My Greget Husband - Bab 227 Memijat

“Aku dapat mencoba untuk memijatnya, mungkin bisa menjadi lebih baik.”

“Tidak, jangan Kak Diana, Aku tidak mau dia menyentuhku!” kata Grace Qin sambil menangis.

“Tapi…”

Diana Sima belum sempat selesai bicara, Yogi Chen langsung menyambarnya: “Apakah kamu sekarang merasakan kedua kakimu kebas, seperti digigiti semut-semut kecil?”

Baru saja dia mendengar hal itu, Grace Qin langsung berhenti menangis: “Kamu… bagaimana kamu tahu?”

Yogi Chen tertawa dan berkata: “Kalau tidak segera dirawat, dalam beberapa menit kedua kakimu akan mati rasa.

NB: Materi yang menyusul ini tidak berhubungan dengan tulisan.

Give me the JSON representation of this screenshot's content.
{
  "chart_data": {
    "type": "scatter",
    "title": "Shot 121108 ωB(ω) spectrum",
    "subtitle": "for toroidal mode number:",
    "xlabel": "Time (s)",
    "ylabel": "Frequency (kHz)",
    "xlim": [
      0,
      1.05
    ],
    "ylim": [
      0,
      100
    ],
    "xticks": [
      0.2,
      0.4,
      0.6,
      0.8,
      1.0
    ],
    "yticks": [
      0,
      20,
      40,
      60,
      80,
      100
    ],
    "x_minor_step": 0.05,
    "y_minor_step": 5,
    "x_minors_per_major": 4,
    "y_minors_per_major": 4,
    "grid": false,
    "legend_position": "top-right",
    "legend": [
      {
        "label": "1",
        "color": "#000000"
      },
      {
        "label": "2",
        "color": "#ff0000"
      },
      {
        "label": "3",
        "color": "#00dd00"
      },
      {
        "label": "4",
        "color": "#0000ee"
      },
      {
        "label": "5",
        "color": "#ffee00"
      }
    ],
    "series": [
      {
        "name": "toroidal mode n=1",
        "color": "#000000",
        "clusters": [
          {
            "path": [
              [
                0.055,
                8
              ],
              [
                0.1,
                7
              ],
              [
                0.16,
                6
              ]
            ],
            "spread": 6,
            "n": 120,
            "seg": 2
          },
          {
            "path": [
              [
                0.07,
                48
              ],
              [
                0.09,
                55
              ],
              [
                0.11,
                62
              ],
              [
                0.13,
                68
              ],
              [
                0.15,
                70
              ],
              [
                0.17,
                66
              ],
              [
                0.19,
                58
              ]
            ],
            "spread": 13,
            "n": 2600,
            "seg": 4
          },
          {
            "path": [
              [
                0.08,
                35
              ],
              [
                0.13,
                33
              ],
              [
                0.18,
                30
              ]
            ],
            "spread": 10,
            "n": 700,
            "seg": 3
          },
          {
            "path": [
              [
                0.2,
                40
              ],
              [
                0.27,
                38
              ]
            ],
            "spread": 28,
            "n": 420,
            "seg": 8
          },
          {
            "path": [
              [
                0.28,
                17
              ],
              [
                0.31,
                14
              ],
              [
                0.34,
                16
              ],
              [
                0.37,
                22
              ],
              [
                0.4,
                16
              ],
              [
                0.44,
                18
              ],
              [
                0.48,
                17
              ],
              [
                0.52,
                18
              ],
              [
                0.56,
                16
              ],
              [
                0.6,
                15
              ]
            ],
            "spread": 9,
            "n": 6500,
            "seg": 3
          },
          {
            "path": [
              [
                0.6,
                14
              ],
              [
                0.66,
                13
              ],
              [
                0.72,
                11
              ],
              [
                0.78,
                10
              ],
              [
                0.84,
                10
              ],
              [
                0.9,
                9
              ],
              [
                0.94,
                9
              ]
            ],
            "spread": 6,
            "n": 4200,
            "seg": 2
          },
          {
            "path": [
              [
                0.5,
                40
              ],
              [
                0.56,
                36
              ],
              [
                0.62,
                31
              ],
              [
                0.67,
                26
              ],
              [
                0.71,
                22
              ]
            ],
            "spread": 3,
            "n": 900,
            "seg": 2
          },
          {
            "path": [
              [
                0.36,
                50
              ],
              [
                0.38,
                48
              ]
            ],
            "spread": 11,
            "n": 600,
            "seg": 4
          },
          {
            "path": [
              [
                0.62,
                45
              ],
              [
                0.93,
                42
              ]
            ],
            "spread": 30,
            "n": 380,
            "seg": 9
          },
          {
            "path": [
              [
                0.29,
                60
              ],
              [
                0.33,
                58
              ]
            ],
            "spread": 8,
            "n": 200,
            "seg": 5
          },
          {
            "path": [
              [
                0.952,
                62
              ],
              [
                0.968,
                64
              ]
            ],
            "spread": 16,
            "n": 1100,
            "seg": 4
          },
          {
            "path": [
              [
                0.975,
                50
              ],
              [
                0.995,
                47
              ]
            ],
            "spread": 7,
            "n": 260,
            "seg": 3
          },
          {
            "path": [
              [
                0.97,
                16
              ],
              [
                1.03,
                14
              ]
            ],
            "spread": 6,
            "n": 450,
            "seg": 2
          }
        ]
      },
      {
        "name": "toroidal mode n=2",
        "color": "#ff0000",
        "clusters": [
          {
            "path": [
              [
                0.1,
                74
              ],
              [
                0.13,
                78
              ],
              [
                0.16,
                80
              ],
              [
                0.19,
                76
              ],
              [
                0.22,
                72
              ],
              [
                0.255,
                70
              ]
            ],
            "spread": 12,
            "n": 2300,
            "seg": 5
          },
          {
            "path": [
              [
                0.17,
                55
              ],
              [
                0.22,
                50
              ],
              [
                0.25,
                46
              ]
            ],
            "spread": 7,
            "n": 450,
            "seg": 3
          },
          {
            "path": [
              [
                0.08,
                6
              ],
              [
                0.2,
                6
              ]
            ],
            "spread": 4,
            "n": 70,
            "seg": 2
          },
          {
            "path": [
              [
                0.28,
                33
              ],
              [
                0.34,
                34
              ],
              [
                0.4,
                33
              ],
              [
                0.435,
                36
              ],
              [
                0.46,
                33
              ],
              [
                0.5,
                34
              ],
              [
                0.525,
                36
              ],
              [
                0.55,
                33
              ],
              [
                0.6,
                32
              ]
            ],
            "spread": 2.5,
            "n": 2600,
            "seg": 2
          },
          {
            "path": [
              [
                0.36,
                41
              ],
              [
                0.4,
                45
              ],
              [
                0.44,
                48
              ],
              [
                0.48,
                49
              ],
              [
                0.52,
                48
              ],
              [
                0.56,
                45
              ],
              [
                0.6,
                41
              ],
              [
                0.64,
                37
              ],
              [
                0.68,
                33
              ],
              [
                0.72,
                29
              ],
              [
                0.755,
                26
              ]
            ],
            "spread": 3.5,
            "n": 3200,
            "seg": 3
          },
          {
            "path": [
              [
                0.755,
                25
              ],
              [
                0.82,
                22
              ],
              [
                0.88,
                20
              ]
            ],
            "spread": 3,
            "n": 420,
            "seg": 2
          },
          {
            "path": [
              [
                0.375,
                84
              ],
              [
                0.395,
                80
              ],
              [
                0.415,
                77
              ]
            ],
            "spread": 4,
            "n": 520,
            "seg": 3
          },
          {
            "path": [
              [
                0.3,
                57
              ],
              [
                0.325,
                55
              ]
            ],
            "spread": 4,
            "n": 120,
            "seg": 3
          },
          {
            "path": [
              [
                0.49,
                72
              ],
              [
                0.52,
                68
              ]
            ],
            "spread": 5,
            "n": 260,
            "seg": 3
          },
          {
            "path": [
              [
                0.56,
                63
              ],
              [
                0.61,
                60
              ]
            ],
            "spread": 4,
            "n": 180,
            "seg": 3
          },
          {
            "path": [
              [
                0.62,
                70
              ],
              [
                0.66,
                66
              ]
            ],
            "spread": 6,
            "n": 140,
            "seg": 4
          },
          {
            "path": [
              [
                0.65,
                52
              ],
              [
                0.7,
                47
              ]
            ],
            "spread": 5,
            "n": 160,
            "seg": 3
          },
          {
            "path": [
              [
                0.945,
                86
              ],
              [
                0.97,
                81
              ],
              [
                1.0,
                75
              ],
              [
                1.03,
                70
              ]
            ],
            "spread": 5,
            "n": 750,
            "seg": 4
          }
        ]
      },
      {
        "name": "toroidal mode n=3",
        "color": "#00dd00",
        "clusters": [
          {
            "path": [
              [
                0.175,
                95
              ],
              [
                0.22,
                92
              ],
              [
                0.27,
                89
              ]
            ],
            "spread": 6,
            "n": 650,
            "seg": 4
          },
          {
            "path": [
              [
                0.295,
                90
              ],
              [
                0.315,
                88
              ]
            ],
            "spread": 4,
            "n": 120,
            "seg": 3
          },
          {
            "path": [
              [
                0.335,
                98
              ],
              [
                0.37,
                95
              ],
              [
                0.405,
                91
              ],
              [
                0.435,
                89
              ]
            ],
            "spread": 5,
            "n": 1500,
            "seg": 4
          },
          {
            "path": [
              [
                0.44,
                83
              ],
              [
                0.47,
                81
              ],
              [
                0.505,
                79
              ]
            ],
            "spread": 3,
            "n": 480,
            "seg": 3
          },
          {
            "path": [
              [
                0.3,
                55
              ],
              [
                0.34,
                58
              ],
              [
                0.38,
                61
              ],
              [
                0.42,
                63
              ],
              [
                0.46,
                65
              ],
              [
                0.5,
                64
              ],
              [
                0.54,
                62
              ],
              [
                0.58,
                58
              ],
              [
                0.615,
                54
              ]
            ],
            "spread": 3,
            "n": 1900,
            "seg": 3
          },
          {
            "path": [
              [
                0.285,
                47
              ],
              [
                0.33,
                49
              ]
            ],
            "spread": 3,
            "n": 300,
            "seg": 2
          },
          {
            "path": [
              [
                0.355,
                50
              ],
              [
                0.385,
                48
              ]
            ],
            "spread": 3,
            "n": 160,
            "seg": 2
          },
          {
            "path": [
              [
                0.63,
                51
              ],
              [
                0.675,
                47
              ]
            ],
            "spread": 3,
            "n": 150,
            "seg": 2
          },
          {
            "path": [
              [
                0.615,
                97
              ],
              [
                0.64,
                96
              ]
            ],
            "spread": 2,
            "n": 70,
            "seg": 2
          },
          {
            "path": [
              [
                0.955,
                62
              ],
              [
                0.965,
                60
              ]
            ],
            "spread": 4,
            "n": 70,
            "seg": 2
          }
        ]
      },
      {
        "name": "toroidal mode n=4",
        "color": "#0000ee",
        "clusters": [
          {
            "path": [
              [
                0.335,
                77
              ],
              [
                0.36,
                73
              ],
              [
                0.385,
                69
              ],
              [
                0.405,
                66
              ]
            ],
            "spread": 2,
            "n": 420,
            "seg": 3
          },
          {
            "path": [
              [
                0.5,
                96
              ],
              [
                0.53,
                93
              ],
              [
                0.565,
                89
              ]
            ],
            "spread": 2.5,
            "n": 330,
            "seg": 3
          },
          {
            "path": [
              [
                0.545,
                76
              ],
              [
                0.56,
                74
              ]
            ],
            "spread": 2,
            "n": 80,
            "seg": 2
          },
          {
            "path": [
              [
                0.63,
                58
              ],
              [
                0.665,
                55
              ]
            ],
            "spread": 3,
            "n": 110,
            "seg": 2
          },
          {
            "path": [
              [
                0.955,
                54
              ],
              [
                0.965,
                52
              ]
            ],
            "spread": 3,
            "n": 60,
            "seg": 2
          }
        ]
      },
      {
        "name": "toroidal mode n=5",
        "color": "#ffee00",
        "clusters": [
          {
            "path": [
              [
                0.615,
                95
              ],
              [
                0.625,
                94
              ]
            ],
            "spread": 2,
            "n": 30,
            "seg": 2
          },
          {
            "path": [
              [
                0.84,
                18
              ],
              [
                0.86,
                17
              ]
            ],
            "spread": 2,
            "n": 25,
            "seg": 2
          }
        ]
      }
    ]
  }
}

Kalau sudah lewat setengah jam, kamu akan mulai merasa pusing dan matamu akan berkunang-kunang. Dalam waktu satu jam, tubuhmu dari batas leher ke bawah semua akan mati rasa.”

Apa?

Tubuhku mati rasa dari leher ke bawah?

Yang lainnya mendengar kata-kata Yogi Chen, terkejut dan mulai berdiskusi, sungguh menakutkan sekali.

“Apa benar bisa begitu, apa dia hanya membesar-besarkan saja.”

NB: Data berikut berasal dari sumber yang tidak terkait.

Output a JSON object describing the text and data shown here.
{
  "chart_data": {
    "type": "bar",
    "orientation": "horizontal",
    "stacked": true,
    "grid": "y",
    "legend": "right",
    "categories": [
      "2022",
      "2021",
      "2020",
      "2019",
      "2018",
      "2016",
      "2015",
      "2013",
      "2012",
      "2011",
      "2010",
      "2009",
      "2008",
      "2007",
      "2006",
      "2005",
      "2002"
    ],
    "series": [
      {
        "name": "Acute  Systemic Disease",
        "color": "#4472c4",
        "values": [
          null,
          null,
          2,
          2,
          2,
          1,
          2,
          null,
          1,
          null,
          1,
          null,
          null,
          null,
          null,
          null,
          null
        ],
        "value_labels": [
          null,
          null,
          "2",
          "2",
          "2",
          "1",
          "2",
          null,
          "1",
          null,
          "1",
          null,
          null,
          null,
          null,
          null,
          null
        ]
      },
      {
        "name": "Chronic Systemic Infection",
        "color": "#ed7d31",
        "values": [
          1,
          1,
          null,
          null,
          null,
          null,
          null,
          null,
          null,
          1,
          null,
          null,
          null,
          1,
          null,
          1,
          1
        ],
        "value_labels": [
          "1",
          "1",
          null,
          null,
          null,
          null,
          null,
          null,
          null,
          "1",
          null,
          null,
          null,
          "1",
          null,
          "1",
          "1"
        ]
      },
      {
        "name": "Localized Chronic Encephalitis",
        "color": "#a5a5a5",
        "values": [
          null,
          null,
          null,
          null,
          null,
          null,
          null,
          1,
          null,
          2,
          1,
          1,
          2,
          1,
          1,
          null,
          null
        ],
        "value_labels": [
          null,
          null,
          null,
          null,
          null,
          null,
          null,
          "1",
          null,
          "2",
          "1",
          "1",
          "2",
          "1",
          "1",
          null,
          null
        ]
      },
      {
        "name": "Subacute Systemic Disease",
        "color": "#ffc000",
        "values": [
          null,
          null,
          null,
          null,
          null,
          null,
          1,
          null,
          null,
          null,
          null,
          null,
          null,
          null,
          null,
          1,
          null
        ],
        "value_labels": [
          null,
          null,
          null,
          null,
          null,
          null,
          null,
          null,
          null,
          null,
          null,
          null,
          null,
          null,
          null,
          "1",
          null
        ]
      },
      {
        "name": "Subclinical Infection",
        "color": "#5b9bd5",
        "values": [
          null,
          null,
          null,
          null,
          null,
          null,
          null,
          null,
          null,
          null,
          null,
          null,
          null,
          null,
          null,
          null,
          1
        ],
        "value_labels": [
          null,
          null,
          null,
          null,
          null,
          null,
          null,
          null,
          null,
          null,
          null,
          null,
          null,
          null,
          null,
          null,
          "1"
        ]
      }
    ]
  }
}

“Aku rasa juga begitu. Bukankah dia hanya terjatuh saja, mana mungkin separah itu.”

“Menakuti orang saja, tidak usah dengarkan dia!”

Wanita-wanita yang mengelilingi Grace Qin berceloteh tidak berhenti. Diana Sima juga merasa kata-kata mereka masuk akal. Dia berkata: “Kalau tidak kita tunggu beberapa menit, apakah akan sedikit membaik.”

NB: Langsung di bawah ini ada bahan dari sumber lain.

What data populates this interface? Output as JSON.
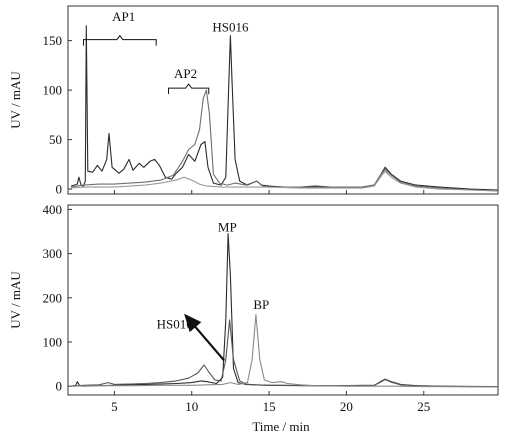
{
  "chart_data": [
    {
      "type": "line",
      "panel": "top",
      "ylabel": "UV / mAU",
      "xlabel": "",
      "xlim": [
        2.0,
        29.8
      ],
      "ylim": [
        -5,
        185
      ],
      "x_ticks": [
        5,
        10,
        15,
        20,
        25
      ],
      "y_ticks": [
        0,
        50,
        100,
        150
      ],
      "grid": false,
      "series": [
        {
          "color": "#2b2b2b",
          "points": [
            [
              2.2,
              3
            ],
            [
              2.6,
              5
            ],
            [
              2.7,
              12
            ],
            [
              2.85,
              4
            ],
            [
              3.0,
              3
            ],
            [
              3.12,
              8
            ],
            [
              3.18,
              165
            ],
            [
              3.28,
              18
            ],
            [
              3.6,
              17
            ],
            [
              3.9,
              24
            ],
            [
              4.2,
              18
            ],
            [
              4.5,
              30
            ],
            [
              4.65,
              56
            ],
            [
              4.85,
              22
            ],
            [
              5.3,
              16
            ],
            [
              5.6,
              20
            ],
            [
              5.95,
              30
            ],
            [
              6.2,
              19
            ],
            [
              6.6,
              26
            ],
            [
              6.9,
              22
            ],
            [
              7.3,
              28
            ],
            [
              7.6,
              30
            ],
            [
              7.9,
              24
            ],
            [
              8.3,
              12
            ],
            [
              8.7,
              10
            ],
            [
              9.0,
              16
            ],
            [
              9.4,
              22
            ],
            [
              9.8,
              35
            ],
            [
              10.2,
              28
            ],
            [
              10.6,
              45
            ],
            [
              10.85,
              48
            ],
            [
              11.05,
              22
            ],
            [
              11.4,
              6
            ],
            [
              11.9,
              4
            ],
            [
              12.2,
              12
            ],
            [
              12.4,
              110
            ],
            [
              12.5,
              155
            ],
            [
              12.6,
              110
            ],
            [
              12.8,
              30
            ],
            [
              13.1,
              8
            ],
            [
              13.6,
              4
            ],
            [
              14.2,
              8
            ],
            [
              14.5,
              4
            ],
            [
              15,
              3
            ],
            [
              16,
              2
            ],
            [
              17,
              2
            ],
            [
              18,
              3
            ],
            [
              19,
              2
            ],
            [
              20,
              2
            ],
            [
              21,
              2
            ],
            [
              21.8,
              4
            ],
            [
              22.2,
              14
            ],
            [
              22.5,
              22
            ],
            [
              22.9,
              15
            ],
            [
              23.5,
              8
            ],
            [
              24.5,
              4
            ],
            [
              26,
              2
            ],
            [
              28,
              0
            ],
            [
              29.8,
              -1
            ]
          ]
        },
        {
          "color": "#6e6e6e",
          "points": [
            [
              2.2,
              2
            ],
            [
              3.0,
              4
            ],
            [
              4,
              5
            ],
            [
              5,
              5
            ],
            [
              6,
              6
            ],
            [
              7,
              7
            ],
            [
              8,
              9
            ],
            [
              8.8,
              14
            ],
            [
              9.4,
              28
            ],
            [
              9.8,
              40
            ],
            [
              10.2,
              45
            ],
            [
              10.5,
              60
            ],
            [
              10.75,
              92
            ],
            [
              10.95,
              100
            ],
            [
              11.15,
              75
            ],
            [
              11.4,
              15
            ],
            [
              11.8,
              6
            ],
            [
              12.3,
              4
            ],
            [
              12.8,
              6
            ],
            [
              13.5,
              4
            ],
            [
              14.2,
              8
            ],
            [
              14.6,
              3
            ],
            [
              15,
              2
            ],
            [
              17,
              2
            ],
            [
              19,
              2
            ],
            [
              21,
              2
            ],
            [
              21.8,
              4
            ],
            [
              22.2,
              14
            ],
            [
              22.5,
              20
            ],
            [
              22.9,
              14
            ],
            [
              23.5,
              7
            ],
            [
              24.5,
              3
            ],
            [
              26,
              1
            ],
            [
              28,
              -1
            ],
            [
              29.8,
              -2
            ]
          ]
        },
        {
          "color": "#9a9a9a",
          "points": [
            [
              2.2,
              1
            ],
            [
              3,
              2
            ],
            [
              4,
              2
            ],
            [
              5,
              2
            ],
            [
              6,
              3
            ],
            [
              7,
              4
            ],
            [
              8,
              6
            ],
            [
              9,
              9
            ],
            [
              9.5,
              12
            ],
            [
              10,
              9
            ],
            [
              10.5,
              5
            ],
            [
              11,
              3
            ],
            [
              12,
              2
            ],
            [
              13,
              2
            ],
            [
              14,
              2
            ],
            [
              15,
              2
            ],
            [
              17,
              1
            ],
            [
              19,
              1
            ],
            [
              21,
              1
            ],
            [
              21.8,
              3
            ],
            [
              22.2,
              12
            ],
            [
              22.5,
              18
            ],
            [
              22.9,
              12
            ],
            [
              23.5,
              6
            ],
            [
              24.5,
              2
            ],
            [
              26,
              0
            ],
            [
              28,
              -1
            ],
            [
              29.8,
              -2
            ]
          ]
        }
      ],
      "annotations": [
        {
          "text": "AP1",
          "x": 5.6,
          "y": 170
        },
        {
          "text": "AP2",
          "x": 9.6,
          "y": 112
        },
        {
          "text": "HS016",
          "x": 12.5,
          "y": 159
        }
      ],
      "brackets": [
        {
          "label": "AP1",
          "x_start": 3.0,
          "x_end": 7.7,
          "y": 151
        },
        {
          "label": "AP2",
          "x_start": 8.5,
          "x_end": 11.1,
          "y": 102
        }
      ]
    },
    {
      "type": "line",
      "panel": "bottom",
      "ylabel": "UV / mAU",
      "xlabel": "Time / min",
      "xlim": [
        2.0,
        29.8
      ],
      "ylim": [
        -20,
        410
      ],
      "x_ticks": [
        5,
        10,
        15,
        20,
        25
      ],
      "y_ticks": [
        0,
        100,
        200,
        300,
        400
      ],
      "grid": false,
      "series": [
        {
          "color": "#2b2b2b",
          "points": [
            [
              2.2,
              0
            ],
            [
              2.5,
              2
            ],
            [
              2.6,
              10
            ],
            [
              2.75,
              1
            ],
            [
              3,
              0
            ],
            [
              4,
              1
            ],
            [
              5,
              2
            ],
            [
              6,
              3
            ],
            [
              7,
              4
            ],
            [
              8,
              5
            ],
            [
              9,
              6
            ],
            [
              10,
              8
            ],
            [
              10.6,
              12
            ],
            [
              11,
              10
            ],
            [
              11.6,
              6
            ],
            [
              12.0,
              20
            ],
            [
              12.2,
              150
            ],
            [
              12.35,
              345
            ],
            [
              12.5,
              250
            ],
            [
              12.7,
              40
            ],
            [
              13,
              8
            ],
            [
              13.5,
              4
            ],
            [
              14,
              3
            ],
            [
              15,
              2
            ],
            [
              16,
              2
            ],
            [
              18,
              1
            ],
            [
              20,
              1
            ],
            [
              21.8,
              2
            ],
            [
              22.2,
              10
            ],
            [
              22.5,
              16
            ],
            [
              22.9,
              10
            ],
            [
              23.5,
              4
            ],
            [
              24.5,
              1
            ],
            [
              26,
              0
            ],
            [
              28,
              -1
            ],
            [
              29.8,
              -1
            ]
          ]
        },
        {
          "color": "#555555",
          "points": [
            [
              2.2,
              0
            ],
            [
              3,
              2
            ],
            [
              4,
              3
            ],
            [
              4.6,
              8
            ],
            [
              5,
              4
            ],
            [
              6,
              5
            ],
            [
              7,
              6
            ],
            [
              8,
              8
            ],
            [
              9,
              12
            ],
            [
              9.8,
              18
            ],
            [
              10.4,
              30
            ],
            [
              10.8,
              48
            ],
            [
              11.1,
              32
            ],
            [
              11.5,
              14
            ],
            [
              11.9,
              12
            ],
            [
              12.2,
              60
            ],
            [
              12.45,
              150
            ],
            [
              12.7,
              60
            ],
            [
              13.1,
              12
            ],
            [
              13.5,
              5
            ],
            [
              14,
              3
            ],
            [
              15,
              2
            ],
            [
              17,
              1
            ],
            [
              19,
              1
            ],
            [
              21.8,
              2
            ],
            [
              22.2,
              9
            ],
            [
              22.5,
              15
            ],
            [
              22.9,
              9
            ],
            [
              23.5,
              3
            ],
            [
              25,
              0
            ],
            [
              29.8,
              -1
            ]
          ]
        },
        {
          "color": "#8a8a8a",
          "points": [
            [
              2.2,
              0
            ],
            [
              4,
              1
            ],
            [
              6,
              1
            ],
            [
              8,
              2
            ],
            [
              10,
              2
            ],
            [
              11,
              3
            ],
            [
              12,
              4
            ],
            [
              12.5,
              8
            ],
            [
              13,
              4
            ],
            [
              13.6,
              8
            ],
            [
              13.9,
              60
            ],
            [
              14.15,
              162
            ],
            [
              14.4,
              60
            ],
            [
              14.7,
              14
            ],
            [
              15.2,
              8
            ],
            [
              15.8,
              10
            ],
            [
              16.2,
              6
            ],
            [
              17,
              3
            ],
            [
              18,
              1
            ],
            [
              20,
              0
            ],
            [
              22,
              0
            ],
            [
              23,
              0
            ],
            [
              25,
              -1
            ],
            [
              29.8,
              -2
            ]
          ]
        }
      ],
      "annotations": [
        {
          "text": "MP",
          "x": 12.3,
          "y": 350
        },
        {
          "text": "BP",
          "x": 14.5,
          "y": 175
        },
        {
          "text": "HS016",
          "x": 8.9,
          "y": 130
        }
      ],
      "arrow": {
        "from": [
          12.1,
          58
        ],
        "to": [
          9.6,
          160
        ]
      }
    }
  ]
}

Setelah lewat 5 menit, Grace Qin merasa panik: “Kak Diana, aku… mengapa aku tidak bisa bergerak. Apakah aku akan sungguhan menjadi cacat?”

Saat itu Grace Qin merasa sangat takut.

Wanita-wanita di sekitarnya juga ikut panik.

Apa mungkin bisa seperti apa yang orang itu katakan?

“Jangan paniik, Grace!” Diana Sima mencoba menenangkannya. Kemudian dia melihat Yogi Chen: “Yogi Chen, kemarilah! Kamu pasti tidak ingin melihat Grace menjadi orang cacat kan?”

Huh!

Yogi Chen menghela napas dan berkata: “Aku akan berusaha semaksimal mungkin.”

Sambil berkata demikian, dia berjalan ke sebelah Grace Qin yang sedang telungkup di atas kursi recliner. Dia melihatnya sambil menelan ludah.

Posisinya saat ini sangat menggoda. Grace Qin berwajah anak-anak, tetapi dadanya besar. Meskipun dia mengenakan baju renang one-piece, tetapi karena berada dalam posisi seperti ini, tidak sedikit juga dadanya yang seputih salju tertekan keluar dari pinggiran bajunya.

Apalagi bokongnya yang besar dan menonjol. Sangat menggoda.

Yogi Chen menghirup napas dalam-dalam. Menggosok-gosokan kedua tangannya hingga panas, kemudian menempelkannya ke tubuh Grace Qin.

Saat kedua tangannya menempel, Grace Qin merasakan ada sepasang tangan panas yang menyelimuti kedua panggulnya.

Wajahnya langsung memerah karena malu. Sekarang ini dia malah membiarkannya menyentuhnya sedekat itu… ini…

“Aku mulai ya, mungkin agak sedikit terasa sakit. Kamu harus menahannya.”

“Aduh… sakit sekali…”

Grace Qin mengangkat kepalanya dengan kuat, seperti seekor angsa yang sedang menegakkan lehernya.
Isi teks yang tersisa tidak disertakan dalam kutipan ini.